Le président français, Nicolas Sarkozy, a déclaré mercredi 3 septembre au cours de sa rencontre avec son homologue syrien, Bachar Assad, à Damas qu’il soutenait des négociations directes entre Israël et la Syrie, contrairement aux Etats-Unis, qui préfèrent que les contacts restent indirects. Sarkozy a ajouté que la France était prête à prendre un rôle actif dans ces négociations. Assad a précisé que dans le dernier stade des pourparlers, les Etats-Unis entreraient en jeu.
Au sujet de l’Iran, Sarkozy a indiqué qu’il ne fallait pas que l’Iran possède l’arme nucléaire : « L’arme nucléaire en Iran représenterait un danger pour la paix dans toute la région ». Le président syrien a dit que toute attaque sur l’Iran serait une « catastrophe », il a appelé à trouver une solution pacifique au conflit entre l’occident et Téhéran.
Sarkozy est le premier leader occidental à se rendre en Syrie depuis l’assassinat de l’ancien Premier ministre libanais, Rafik Hariri, en 2005. le Premier ministre turc, Recep Tayyip Erdogan, devrait voyager en Syrie cette semaine. Il participera à une rencontre au sommet tenue à Damas qui marquera la fin de l’isolation de la Syrie par la communauté internationale.

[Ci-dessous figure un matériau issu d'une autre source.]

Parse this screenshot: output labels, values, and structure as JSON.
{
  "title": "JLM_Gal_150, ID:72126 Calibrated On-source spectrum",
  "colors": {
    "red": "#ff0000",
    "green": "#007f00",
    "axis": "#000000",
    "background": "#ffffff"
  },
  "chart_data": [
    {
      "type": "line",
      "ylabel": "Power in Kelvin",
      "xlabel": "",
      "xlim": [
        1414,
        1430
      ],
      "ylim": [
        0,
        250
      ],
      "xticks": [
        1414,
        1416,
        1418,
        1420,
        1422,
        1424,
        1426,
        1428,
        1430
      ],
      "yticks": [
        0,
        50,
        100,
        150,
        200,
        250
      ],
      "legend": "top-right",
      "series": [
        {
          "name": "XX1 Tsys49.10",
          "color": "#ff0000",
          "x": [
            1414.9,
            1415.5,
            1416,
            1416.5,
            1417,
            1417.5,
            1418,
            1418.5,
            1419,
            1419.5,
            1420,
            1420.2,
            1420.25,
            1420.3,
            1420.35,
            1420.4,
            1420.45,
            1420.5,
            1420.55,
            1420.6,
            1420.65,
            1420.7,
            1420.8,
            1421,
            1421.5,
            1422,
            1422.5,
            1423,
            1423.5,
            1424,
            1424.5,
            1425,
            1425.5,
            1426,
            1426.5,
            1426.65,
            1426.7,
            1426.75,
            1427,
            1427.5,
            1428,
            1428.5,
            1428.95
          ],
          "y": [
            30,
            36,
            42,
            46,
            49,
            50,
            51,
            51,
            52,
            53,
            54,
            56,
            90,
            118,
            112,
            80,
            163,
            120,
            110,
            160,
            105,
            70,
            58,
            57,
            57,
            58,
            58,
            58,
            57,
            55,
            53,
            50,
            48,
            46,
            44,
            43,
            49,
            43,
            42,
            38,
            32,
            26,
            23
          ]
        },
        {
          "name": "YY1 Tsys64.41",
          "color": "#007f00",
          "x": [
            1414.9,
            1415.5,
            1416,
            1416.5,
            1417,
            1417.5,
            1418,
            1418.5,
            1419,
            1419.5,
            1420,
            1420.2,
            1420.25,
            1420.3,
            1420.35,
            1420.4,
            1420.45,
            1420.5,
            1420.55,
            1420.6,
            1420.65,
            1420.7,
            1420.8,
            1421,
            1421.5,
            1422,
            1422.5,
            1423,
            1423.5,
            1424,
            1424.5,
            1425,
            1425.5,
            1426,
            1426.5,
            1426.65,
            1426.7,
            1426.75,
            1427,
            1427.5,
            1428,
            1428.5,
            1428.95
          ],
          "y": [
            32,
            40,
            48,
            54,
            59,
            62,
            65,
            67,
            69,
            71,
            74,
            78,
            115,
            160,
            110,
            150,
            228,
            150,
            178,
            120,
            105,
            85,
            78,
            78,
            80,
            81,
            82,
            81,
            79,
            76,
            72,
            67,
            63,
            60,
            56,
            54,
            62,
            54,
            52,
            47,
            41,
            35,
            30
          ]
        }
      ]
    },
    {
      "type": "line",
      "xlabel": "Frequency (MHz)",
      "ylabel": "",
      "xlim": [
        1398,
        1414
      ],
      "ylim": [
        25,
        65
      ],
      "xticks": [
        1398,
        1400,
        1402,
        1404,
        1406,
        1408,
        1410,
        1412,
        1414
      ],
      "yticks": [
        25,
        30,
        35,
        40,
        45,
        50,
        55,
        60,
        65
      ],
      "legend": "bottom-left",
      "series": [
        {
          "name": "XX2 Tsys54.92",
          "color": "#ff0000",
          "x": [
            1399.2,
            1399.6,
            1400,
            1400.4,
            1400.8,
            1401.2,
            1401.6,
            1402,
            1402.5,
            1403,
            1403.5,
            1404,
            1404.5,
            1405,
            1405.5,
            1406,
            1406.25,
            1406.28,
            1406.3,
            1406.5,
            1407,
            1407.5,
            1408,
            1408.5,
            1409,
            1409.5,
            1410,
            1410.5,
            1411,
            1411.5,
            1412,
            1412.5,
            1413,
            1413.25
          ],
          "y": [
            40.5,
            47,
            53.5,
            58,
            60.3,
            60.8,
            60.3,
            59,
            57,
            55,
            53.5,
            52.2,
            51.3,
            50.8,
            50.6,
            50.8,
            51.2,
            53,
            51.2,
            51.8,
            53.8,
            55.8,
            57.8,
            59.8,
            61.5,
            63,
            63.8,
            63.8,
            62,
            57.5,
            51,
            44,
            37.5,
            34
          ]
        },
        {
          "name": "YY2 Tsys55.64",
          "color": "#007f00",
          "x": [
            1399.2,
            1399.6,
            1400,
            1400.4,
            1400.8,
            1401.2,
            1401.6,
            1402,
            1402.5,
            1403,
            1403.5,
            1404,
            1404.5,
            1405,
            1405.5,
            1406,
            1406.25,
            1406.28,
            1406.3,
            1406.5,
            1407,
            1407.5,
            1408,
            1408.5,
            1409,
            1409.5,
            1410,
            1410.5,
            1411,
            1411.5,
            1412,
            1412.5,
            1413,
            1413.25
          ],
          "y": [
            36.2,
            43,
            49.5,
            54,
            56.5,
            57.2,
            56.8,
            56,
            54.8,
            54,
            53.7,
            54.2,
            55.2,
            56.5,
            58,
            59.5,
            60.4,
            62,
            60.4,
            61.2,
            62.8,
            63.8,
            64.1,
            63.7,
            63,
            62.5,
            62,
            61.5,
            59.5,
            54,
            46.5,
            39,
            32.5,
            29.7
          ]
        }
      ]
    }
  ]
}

Mercredi matin 3, le journal libanais al-Hayat a rapporté des sources diplomatiques françaises selon lesquelles les négociations entre Israël et la Syrie reprendront ce dimanche 7 septembre. D’après le journal, le prochain tour des négociations sera très important et il portera sur les frontières entre les deux pays, sujet essentiel pour la Syrie.
Toujours d’après les diplomates français, les deux pays ne seraient pas d’accord sur la frontière. Israël souhaite que la frontière dans le Golan soit la frontière internationale fixée en 1923. La Syrie veut que la frontière soit celle qui existait avant la guerre des 6 jours, en juin 1967.
Alors qu’il existe des cartes indiquant la frontière internationale tracée par les Britanniques, qui contrôlaient la Palestine, et la France, qui contrôlait la Syrie, il n’y a aucune carte montrant où était la frontière avant la guerre des 6 jours. Ainsi, malgré ses déclarations, la Syrie tend à être souple sur la question de la frontière.
Des sources à Jérusalem ont confié au journal Haaretz que le 5 e tour des négociations devait se tenir cette semaine en Turquie, mais qu’à cause de difficultés judiciaires dûes à la présence de Yoram Tourbovich dans l’équipe, la rencontre a été repoussée. On ne sait pas encore si une autre personne a été nommée à la place de Tourbovich, qui ne dirige plus l’équipe du bureau du Premier ministre. Par le passé, il a été décidé qu’une personne qui ne travaillait pas pour le gouvernement ne pouvait pas être l’envoyé du pays pour participer à des négociations de paix ni prendre en charge les discussions sur les frontières.
Les retards israéliens inquiètent les syriens et les turcs à cause du changement prochain de Premier ministre. Damas et Ankara craignent qu’il n’y ait pas de continuité dans les négociations et que les périodes de transition entre les différents Premiers ministres ne fassent du tort au dialogue.
Le président syrien a déclaré mardi 2 septembre que les pourparlers de paix avec Israël augmentaient les chances de paix. « Il y a aujourd’hui une chance pour la paix. Toutefois, nous ne pouvons pas dire que nous en sommes proches. Nous nous préparons à des négociations directes, quand nous en arriverons là, nous pourrons dire que nous avançons vers la paix. Pour l’instant nous n’avons qu’ouvert la porte », a dit Assad dans une interview sur la chaîne de télé Franc 3.